Van der Meiden was gewoon analytisch te exegetiseren en kon daarbij minutieus te werk gaan. Bij het Hooglied wilde hij de allegorische interpretatie vermijden. Details uit de liefdesliederen zou hij niet vergeestelijken. Met G.Ch. Aalders en anderen zag hij Salomo als type van Christus en de bruid als type van de gemeente. Het ging in dit bijbelboek over twee historische personen. Maar alleen in Christus en de gemeente is het volmaakte eens bereikt.
Wanneer het Nieuwe Testament bepaalde oudtestamentische figuren als typen van Christus aanwijst, heeft men zich daardoor te laten leiden. In andere gevallen kan men bij Christus uitkomen, omdat in Hem de vervulling is van wat ons uit het Oude Testament bekend is. Dan is er sprake van prefiguratie. In het derde klaaglied van Jeremia is er prefiguratief lijden bij de man die ellende zag door de roede van Gods verbolgenheid. Heel dit klaaglied roept om Hem die als Borg van zijn volk onvergetelijk zwaar geleden heeft, totdat Hij alles had volbracht.
Nieuwe vertaling
Het was een opvallend feit dat deze bijbelgeleerde meewerkte aan de nieuwe vertaling van het Oude Testament, die in 1951 gereed was. Het deed hem verdriet dat sommigen hem dat verweten. Zoals hij zelf zei, ging hij door goed en kwaad gerucht.
Geen wonder dat hij bij de rectoraatsoverdracht in 1952 als thema koos: De nieuwe vertaling van de Bijbel. De Statenvertaling was een monument dat de eeuwen zou verduren, maar evenals elke vertaling een werk van mensen. Met voorbeelden lichtte hij toe dat de vertaling van het Nederlands Bijbelgenootschap niet alleen duidelijker, maar soms ook juister was. Daartegenover stonden teksten als Jesaja 7 vers 14 en 2 Timotheüs 3 vers 16, waarbij Van der Meiden de voorkeur gaf aan de oude vertaling.
Hij achtte een revisie van de nieuwe vertaling nodig en vond dat de kerken voorzichtig moesten zijn met de invoering ervan.
Toch was zijn conclusie dat deze vertaling, hoewel ver van volmaakt, ons dichter gebracht heeft bij het doel van het vertalen van de Bijbel: „De inhoud der Heilige Schriften zo juist en zo duidelijk als mogelijk is weergeven in zuiver Nederlands, opdat wij God in onze taal recht horen spreken.
Jongeren
Al in een vroeg stadium behoorde ds.
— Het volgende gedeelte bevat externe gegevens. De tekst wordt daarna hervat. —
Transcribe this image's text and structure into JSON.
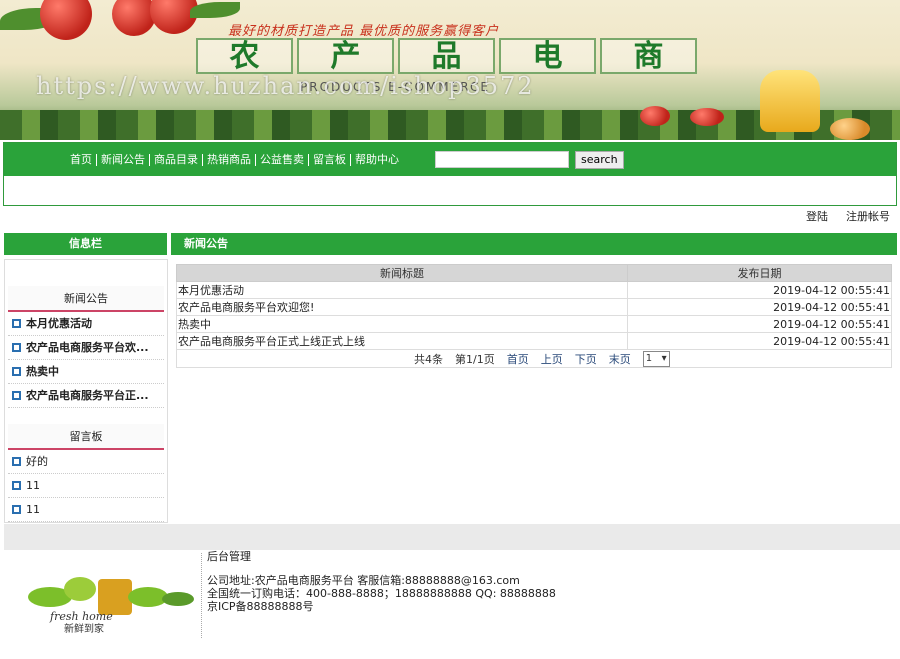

L.H. van der Meiden tot hen die met ds. H. Janssen, de architect van de Bond van Christelijke Gereformeerde Jongelingsverenigingen, leiding gaven aan het jeugdwerk. Enkele bekwame medewerkers twijfelden aan de levensvatbaarheid van de bond, maar hij niet. Toen Janssen in 1918 terugtrad als hoofdredacteur van het orgaan Luctor et Emergo, werd Van der Meiden zijn opvolger. Hij deed dit werk totdat de verschijning van het blad in 1941 werd verboden. Hij was er de man niet naar om ermee door te gaan onder de voorwaarden die de Duitsers stelden.
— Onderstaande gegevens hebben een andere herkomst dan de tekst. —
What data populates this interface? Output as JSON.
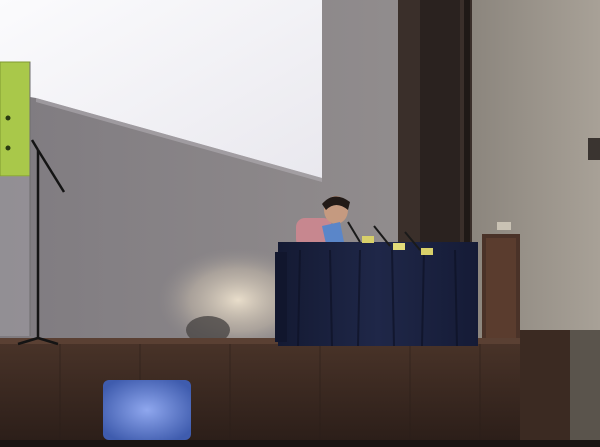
{
  "scene": {
    "colors": {
      "wall_left": "#8f8b8e",
      "wall_right": "#9a948c",
      "screen": "#f4f3f6",
      "stage_wood": "#3b2a22",
      "table_cloth": "#1a2140",
      "banner": "#a9c84a",
      "projected_spot": "#5e7fd6"
    },
    "objects": [
      "projection-screen",
      "speaker",
      "laptop",
      "table-microphones",
      "name-placards",
      "microphone-stand",
      "event-banner",
      "wooden-stage",
      "side-door",
      "pillar"
    ]
  }
}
In het bondsorgaan komen naast leidraden en oriënterende artikelen veel meditaties van zijn hand voor, waarvan een aantal is gebundeld in Levensvreugde in eeuwigheidslicht. Gelet op de inhoud had de titel ook kunnen zijn: Levensernst in eeuwigheidslicht, maar de vreugde die het geloof met zich meebrengt, straalt er wel in door. Uitgangspunt is het laatste gedeelte van het boek Prediker. Herhaaldelijk wordt op de noodzaak van wedergeboorte en bekering gewezen. „De vernieuwing door den Heiligen Geest; de reiniging door het bloed van Christus; de toepassing van het Borgwerk is onmisbaar tot zaligheid.
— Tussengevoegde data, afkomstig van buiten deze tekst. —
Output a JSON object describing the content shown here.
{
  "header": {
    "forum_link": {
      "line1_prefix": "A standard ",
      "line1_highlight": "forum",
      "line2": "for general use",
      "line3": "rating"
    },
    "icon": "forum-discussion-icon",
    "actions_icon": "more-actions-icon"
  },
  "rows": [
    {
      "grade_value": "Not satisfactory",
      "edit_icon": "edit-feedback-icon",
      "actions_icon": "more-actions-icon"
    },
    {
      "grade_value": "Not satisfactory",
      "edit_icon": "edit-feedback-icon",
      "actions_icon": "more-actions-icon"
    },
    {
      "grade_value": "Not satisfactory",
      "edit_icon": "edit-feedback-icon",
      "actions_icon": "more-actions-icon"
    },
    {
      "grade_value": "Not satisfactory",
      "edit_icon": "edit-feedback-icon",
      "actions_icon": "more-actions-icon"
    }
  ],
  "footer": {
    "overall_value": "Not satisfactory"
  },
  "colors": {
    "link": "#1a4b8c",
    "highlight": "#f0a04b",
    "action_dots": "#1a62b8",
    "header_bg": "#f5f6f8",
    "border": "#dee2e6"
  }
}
We moeten tot de enige Borg leren vluchten en niet rusten voordat we weten dat Zijn bloed ons gereinigd heeft van alle zonden. Het zal eerst vrede voor de ziel van een mens zijn, als hij bevindelijk kent dat hij in Christus geborgen is, in Wie verzoening met God naar al de eisen van het recht alleen mogelijk is. Een opwekking om het leven in de dienst van de Heere te besteden, ontbreekt niet. Het geheim van alle zegen ligt niet in een machtige organisatie of een krachtig bondsleven, maar alleen in het vrezen van God.
Effatha
De vereniging Effatha bedoelde aanvankelijk de bevordering van christelijke opvoeding en onderwijs voor doofstomme kinderen en jongelieden. De aanduiding doofstom is intussen vervangen door doof of gehoorgestoord. De benaming Effatha is ontleend aan de geschiedenis van een dove, die moeilijk sprak. Het betekent: Word geopend (Marc. 7 vers 34).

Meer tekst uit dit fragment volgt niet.